San Francisco Chronicle: Tax reform — look out, Californians

Republicans are gambling that the corporate tax cuts, in particular, will stimulate enough economic growth to avoid deficits that otherwise could reach $1.5 trillion. If that gamble falls short, the long-term impact on Californians, and all Americans, could be devastating.

Seattle Times: Tax plan shouldn’t ax affordable housing

Add affordable housing programs to a list of things House Republicans targeted to make way for deep corporate tax cuts. The tax plan the U.S. House of Representatives approved Thursday would eliminate private activity bonds, a financing tool used to build much of the country’s affordable housing. Over the past 30 years, the tax-exempt bonds have helped build nearly 55,000 affordable apartments for working families in Washington state, with about 24,000 of those in King County.

St. Louis Post-Dispatch: Ominous implications for Missouri, Illinois in tax-cut bills

Taxpayers who itemize deductions on their federal forms could lose a deduction for the state and local tax they pay, which knocks an average of 6 percent off their federal returns.

Republicans want to do away with that deduction, which mostly benefits upper-middle-class taxpayers in high-tax states that just happen to vote Democratic. No one knows what the final GOP tax-cut bill will look like, or even if it will pass. The devil will be in the details, and in Missouri and Illinois, the devil is frightening.

The Republic [MA]: GOP tax code overhaul: Smoke, mirrors, shenanigans

Both bills, though, focus on providing permanent tax relief to corporations.
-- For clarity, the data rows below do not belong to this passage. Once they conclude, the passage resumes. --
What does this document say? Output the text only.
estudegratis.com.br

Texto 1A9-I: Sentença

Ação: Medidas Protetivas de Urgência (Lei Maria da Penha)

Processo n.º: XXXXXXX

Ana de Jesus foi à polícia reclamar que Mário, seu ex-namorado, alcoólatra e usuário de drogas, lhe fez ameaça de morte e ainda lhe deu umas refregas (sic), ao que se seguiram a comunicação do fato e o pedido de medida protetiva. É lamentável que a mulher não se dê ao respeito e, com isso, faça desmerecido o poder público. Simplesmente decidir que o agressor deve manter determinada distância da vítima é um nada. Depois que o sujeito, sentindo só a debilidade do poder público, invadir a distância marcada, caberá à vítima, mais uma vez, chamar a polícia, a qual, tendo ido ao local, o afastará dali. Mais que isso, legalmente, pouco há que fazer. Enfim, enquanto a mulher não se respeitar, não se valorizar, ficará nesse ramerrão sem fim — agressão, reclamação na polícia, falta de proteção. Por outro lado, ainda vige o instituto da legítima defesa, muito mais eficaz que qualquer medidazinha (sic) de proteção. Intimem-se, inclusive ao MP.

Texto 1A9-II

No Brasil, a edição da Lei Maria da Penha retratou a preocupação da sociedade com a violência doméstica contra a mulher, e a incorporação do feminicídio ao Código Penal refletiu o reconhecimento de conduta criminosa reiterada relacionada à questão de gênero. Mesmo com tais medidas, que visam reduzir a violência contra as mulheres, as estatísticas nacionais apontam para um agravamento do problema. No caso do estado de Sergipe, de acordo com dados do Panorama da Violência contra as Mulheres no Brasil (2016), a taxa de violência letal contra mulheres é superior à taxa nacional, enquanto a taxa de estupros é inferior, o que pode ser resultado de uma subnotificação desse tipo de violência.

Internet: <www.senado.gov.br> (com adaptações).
As for regular people? those who are already quite well off will face no problems – there’ll be big breaks for them, too – but people in the middle class and those who are lower down on the economic ladder will see huge tax increases down the line.
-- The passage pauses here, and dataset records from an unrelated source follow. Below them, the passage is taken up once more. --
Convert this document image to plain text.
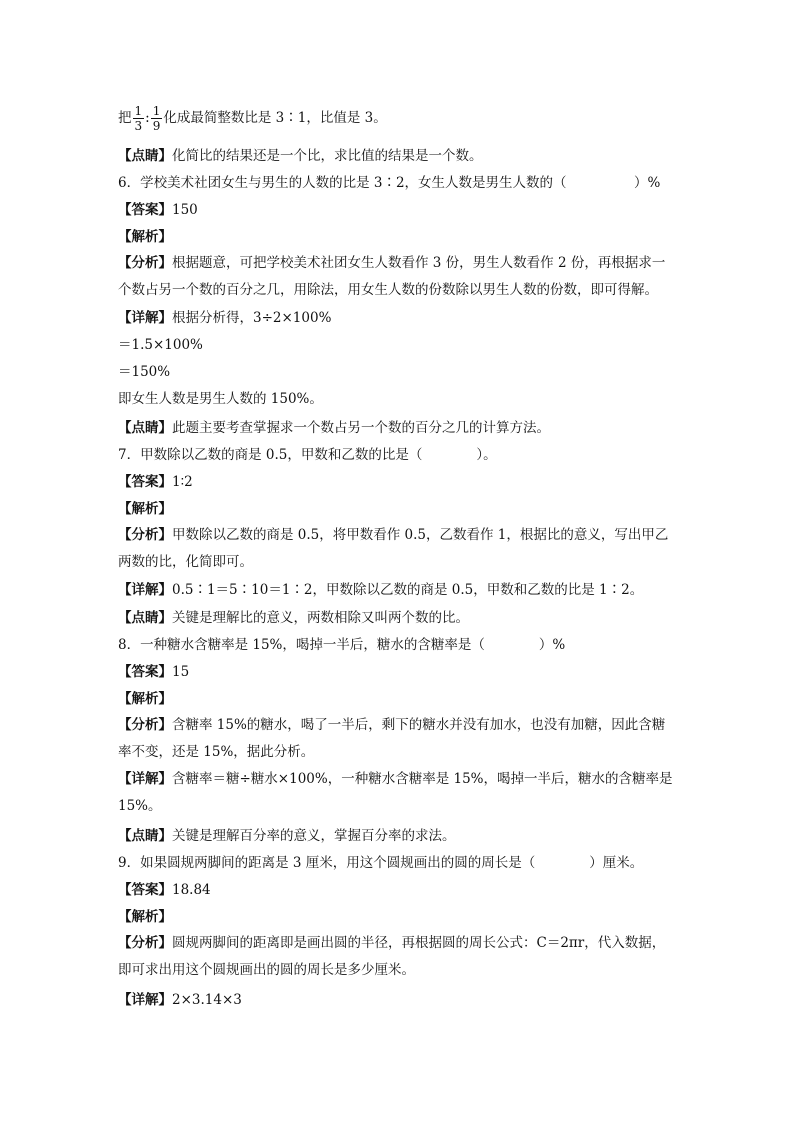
把 $\frac{1}{3}$ : $\frac{1}{9}$ 化成最简整数比是 3∶1，比值是 3。
【点睛】化简比的结果还是一个比，求比值的结果是一个数。
6．学校美术社团女生与男生的人数的比是 3∶2，女生人数是男生人数的（　　　　　）%
【答案】150
【解析】
【分析】根据题意，可把学校美术社团女生人数看作 3 份，男生人数看作 2 份，再根据求一个数占另一个数的百分之几，用除法，用女生人数的份数除以男生人数的份数，即可得解。
【详解】根据分析得，3÷2×100%
＝1.5×100%
＝150%
即女生人数是男生人数的 150%。
【点睛】此题主要考查掌握求一个数占另一个数的百分之几的计算方法。
7．甲数除以乙数的商是 0.5，甲数和乙数的比是（　　　　）。
【答案】1∶2
【解析】
【分析】甲数除以乙数的商是 0.5，将甲数看作 0.5，乙数看作 1，根据比的意义，写出甲乙两数的比，化简即可。
【详解】0.5∶1＝5∶10＝1∶2，甲数除以乙数的商是 0.5，甲数和乙数的比是 1∶2。
【点睛】关键是理解比的意义，两数相除又叫两个数的比。
8．一种糖水含糖率是 15%，喝掉一半后，糖水的含糖率是（　　　　）%
【答案】15
【解析】
【分析】含糖率 15%的糖水，喝了一半后，剩下的糖水并没有加水，也没有加糖，因此含糖率不变，还是 15%，据此分析。
【详解】含糖率＝糖÷糖水×100%，一种糖水含糖率是 15%，喝掉一半后，糖水的含糖率是 15%。
【点睛】关键是理解百分率的意义，掌握百分率的求法。
9．如果圆规两脚间的距离是 3 厘米，用这个圆规画出的圆的周长是（　　　　）厘米。
【答案】18.84
【解析】
【分析】圆规两脚间的距离即是画出圆的半径，再根据圆的周长公式：C＝2πr，代入数据，即可求出用这个圆规画出的圆的周长是多少厘米。
【详解】2×3.14×3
Washington Post: The destructive part of the Republican tax bill you’re not paying attention to

Many graduate students, who might receive only $20,000 in actual cash per year, could not cope if they suddenly had to pay income taxes on $50,000 of waived tuition. The best international students would no doubt look to attend graduate school outside the United States, preventing the country from attracting and keeping future innovators. No doubt some of the best American students would leave, too.

Yet this fate is exactly what the GOP tax bill the House approved Thursday would provoke in its provision insisting that graduate students treat tuition waivers as taxable income.